Моя любимая книга в детстве
Приключения Гекльберри Финна и Том Сойер . Мой отец вырос в Нью-Йорке; наверное, именно поэтому в нашем доме было много американских книг. Эти два произведения Марка Твена были пищей для фантазии такого ребенка, как я. «Книга про Гека» была моим первым дорожным романом, «Том Сойер» — первым детективом.
Книга, которая изменила меня в подростковом возрасте
Дневник вора , классический роман Жана Жене о жизни и эксплуатации гея, живущего на задворках Европы в 1930-х годах, изменила мой взгляд на то, с чем может и должна иметь дело литература. В том возрасте мне было трудно ее читать, потому что ментальный ландшафт главного героя вызывал у меня отвращение. Не из-за его сексуальной ориентации, а потому, что он находил какое-то удовольствие в том, что с ним плохо обращались. Я не мог этого понять. И, вероятно, именно это привлекло меня к роману.
Книга, которая пробудила во мне желание писать
Это две книги В дороге Джека Керуака и Хлеб с ветчиной Чарльза Буковски. Я действительно считаю, что писательство — это результат чтения, как создание музыки — результат прослушивания музыки. Что это в основном социальный рефлекс, как истории, рассказываемые за обеденным столом; кто-то поделился своей историей, теперь ваша очередь.

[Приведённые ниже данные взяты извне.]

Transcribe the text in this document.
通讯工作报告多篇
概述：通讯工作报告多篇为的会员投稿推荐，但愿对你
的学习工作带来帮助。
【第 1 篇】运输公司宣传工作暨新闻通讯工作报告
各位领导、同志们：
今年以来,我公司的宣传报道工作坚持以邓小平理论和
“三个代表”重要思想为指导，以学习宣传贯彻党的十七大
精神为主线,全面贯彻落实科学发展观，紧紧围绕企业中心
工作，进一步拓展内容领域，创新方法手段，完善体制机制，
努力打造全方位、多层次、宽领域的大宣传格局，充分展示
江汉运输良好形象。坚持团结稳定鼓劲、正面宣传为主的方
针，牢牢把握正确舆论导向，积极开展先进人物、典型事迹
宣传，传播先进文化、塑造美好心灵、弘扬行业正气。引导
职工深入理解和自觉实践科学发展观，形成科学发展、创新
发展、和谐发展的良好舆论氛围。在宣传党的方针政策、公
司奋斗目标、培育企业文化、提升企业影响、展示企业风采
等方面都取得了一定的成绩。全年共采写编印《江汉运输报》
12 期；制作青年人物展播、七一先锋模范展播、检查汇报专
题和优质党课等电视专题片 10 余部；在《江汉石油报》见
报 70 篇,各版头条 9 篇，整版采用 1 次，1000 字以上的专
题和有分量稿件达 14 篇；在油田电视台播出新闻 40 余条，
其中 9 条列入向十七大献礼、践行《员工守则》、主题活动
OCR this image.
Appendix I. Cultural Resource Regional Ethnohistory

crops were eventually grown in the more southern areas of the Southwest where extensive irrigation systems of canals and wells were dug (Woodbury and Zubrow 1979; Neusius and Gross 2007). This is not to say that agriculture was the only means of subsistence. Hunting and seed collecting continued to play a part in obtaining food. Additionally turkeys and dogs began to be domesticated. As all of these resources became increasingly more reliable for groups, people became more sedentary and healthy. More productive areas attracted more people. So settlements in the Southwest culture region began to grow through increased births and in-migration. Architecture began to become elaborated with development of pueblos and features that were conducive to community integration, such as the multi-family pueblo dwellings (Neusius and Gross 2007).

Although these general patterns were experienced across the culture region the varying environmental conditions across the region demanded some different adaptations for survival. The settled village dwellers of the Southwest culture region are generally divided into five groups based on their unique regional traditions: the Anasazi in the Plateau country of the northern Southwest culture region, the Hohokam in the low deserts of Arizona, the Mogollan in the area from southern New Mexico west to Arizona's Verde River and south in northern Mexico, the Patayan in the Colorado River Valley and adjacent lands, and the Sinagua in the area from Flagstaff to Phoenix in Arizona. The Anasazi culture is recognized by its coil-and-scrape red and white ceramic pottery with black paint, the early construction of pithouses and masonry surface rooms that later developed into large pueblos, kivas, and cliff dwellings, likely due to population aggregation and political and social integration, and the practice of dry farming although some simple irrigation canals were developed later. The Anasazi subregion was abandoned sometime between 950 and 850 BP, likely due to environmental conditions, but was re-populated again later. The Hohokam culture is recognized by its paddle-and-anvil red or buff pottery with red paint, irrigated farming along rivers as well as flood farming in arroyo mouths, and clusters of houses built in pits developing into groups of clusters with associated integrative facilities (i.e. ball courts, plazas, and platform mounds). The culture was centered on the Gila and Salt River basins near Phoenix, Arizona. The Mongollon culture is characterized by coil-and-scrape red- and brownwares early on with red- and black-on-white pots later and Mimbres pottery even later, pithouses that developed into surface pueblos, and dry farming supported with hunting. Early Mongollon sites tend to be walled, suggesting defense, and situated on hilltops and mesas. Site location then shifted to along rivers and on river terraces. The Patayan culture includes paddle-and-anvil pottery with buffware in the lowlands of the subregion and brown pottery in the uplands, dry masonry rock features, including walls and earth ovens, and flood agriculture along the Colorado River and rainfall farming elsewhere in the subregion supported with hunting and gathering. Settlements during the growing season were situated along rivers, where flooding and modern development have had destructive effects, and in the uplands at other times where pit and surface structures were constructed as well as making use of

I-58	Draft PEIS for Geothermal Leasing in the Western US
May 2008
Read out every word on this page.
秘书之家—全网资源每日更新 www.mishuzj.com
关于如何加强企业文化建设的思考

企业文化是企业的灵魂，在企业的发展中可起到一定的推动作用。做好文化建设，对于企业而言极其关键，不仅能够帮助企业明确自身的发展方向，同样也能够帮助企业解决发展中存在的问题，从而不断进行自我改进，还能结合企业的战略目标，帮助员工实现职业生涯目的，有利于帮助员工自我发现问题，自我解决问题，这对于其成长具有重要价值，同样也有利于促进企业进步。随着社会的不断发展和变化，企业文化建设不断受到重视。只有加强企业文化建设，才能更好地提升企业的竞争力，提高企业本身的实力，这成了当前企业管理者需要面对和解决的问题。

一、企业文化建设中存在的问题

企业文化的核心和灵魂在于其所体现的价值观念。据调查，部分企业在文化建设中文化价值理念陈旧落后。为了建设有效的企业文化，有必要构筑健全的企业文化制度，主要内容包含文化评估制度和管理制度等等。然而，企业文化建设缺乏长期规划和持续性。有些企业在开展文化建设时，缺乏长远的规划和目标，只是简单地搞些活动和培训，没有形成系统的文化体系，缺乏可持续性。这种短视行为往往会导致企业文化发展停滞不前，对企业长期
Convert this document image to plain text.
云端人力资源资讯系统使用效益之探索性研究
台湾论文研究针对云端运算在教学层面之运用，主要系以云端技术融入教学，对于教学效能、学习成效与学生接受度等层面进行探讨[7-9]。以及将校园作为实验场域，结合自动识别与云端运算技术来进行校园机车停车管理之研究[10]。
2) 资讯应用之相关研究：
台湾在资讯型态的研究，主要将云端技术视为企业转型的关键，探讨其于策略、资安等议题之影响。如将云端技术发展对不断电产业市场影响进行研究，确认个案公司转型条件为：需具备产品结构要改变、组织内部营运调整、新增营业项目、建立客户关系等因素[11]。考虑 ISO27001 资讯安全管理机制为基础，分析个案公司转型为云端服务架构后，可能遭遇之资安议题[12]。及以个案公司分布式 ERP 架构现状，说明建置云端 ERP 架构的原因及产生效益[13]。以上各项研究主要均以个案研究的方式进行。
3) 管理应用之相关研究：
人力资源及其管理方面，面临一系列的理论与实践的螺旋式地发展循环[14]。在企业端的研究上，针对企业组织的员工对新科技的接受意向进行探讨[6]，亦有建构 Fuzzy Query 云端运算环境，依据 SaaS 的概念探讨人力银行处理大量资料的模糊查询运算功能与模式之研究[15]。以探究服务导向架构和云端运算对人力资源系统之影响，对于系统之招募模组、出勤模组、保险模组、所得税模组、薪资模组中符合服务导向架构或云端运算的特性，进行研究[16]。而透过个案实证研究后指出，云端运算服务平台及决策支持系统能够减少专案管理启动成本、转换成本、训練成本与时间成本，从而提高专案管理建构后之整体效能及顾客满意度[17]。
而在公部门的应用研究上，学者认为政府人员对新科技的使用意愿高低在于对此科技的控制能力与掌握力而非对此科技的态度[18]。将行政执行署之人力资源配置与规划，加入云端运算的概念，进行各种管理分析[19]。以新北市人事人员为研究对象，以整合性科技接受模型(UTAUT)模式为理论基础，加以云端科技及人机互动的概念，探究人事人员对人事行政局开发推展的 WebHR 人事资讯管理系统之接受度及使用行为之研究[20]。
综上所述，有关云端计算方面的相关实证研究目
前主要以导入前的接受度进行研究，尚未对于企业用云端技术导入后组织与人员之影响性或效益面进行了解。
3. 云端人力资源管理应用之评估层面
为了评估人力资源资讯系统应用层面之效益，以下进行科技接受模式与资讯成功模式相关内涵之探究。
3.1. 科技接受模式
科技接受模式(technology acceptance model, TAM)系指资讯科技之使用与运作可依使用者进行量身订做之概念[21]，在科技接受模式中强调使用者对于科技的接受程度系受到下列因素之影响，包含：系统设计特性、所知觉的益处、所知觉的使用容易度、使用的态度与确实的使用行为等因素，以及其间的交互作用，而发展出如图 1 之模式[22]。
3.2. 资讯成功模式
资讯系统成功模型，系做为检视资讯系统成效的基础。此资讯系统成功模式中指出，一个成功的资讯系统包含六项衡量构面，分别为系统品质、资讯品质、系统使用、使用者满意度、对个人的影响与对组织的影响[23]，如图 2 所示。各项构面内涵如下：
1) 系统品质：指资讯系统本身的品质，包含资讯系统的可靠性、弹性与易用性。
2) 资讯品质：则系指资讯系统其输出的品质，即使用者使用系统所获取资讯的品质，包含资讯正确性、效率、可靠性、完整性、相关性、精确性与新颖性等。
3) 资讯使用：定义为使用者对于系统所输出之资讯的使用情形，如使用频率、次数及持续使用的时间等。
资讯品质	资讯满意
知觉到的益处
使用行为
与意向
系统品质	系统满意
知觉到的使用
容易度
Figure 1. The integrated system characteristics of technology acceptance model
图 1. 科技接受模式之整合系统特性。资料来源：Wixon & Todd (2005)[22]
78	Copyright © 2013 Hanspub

Книга, которую я никогда больше не смог бы прочесть
Я был большим поклонником Хемингуэя. Недавно я начал перечитывать (что делаю очень редко) его роман и понял, что он кажется устаревшим. Не знаю, связано ли это с тем, что Хемингуэй, как и Рэймонд Чэндлер повлиял на стольких писателей, что теперь их можно воспринимать почти как комические копии. Когда я упомянул о своем разочаровании, мой редактор, который был моложе меня на 25 лет, сказал со вздохом мировой усталости: «Но, знаете, Хемингуэй — писатель для молодых людей».
Книга, которую я открыл для себя в более позднем возрасте
Марш Радецкого Йозефа Рота. Недавно я просматривал книги, доставшиеся мне в наследство от родителей. В ней рассказывается о трех поколениях семьи, на фоне распада австро-венгерской монархии, и это жемчужина романа. Есть такое ощущение времени и места, которое, я знаю, невозможно создать — оно уже должно быть внутри писателя. Это печально, это эпично, и в этом есть трагическая серьезность, от которой у меня комок подступает к горлу: тот факт, что ты не можешь вернуться назад, что прошлое — не будущее — это сад обетованный.
Автор, к которому я вернулся
Ну, Генрик Ибсен был обязательным к прочтению в школе в Норвегии, и в том юном возрасте он казался старым и скучным. Только позже, прожив жизнь и став кем-то, я начал читать его. Я прочитал все его пьесы, каждую из них, и понял, какой он замечательный человек.
Книга, которую я читаю сейчас
Праведный разум Джонатана Хайдта. Хайдт имеет образование в области социальной антропологии и психологии, приводит убедительный аргумент о том, как эволюционировала мораль и как она разделяет нас в политике и социальном поведении, раскрывает, почему некоторые американцы голосуют за республиканцев, несмотря на то, что они порядочные, интеллигентные люди. Как сказал Дэвид Юм разум — раб эмоций. Мы используем свой интеллект, чтобы найти подтверждение тому, что то, что мы чувствуем и хотим считать правдой, на самом деле является правдой. Предвзятость подтверждения может увести нас из детства в могилу, и мы даже не почувствуем, что глубоко заблуждались. Это относится и к «ним», и ко мне, и к вам, читатели.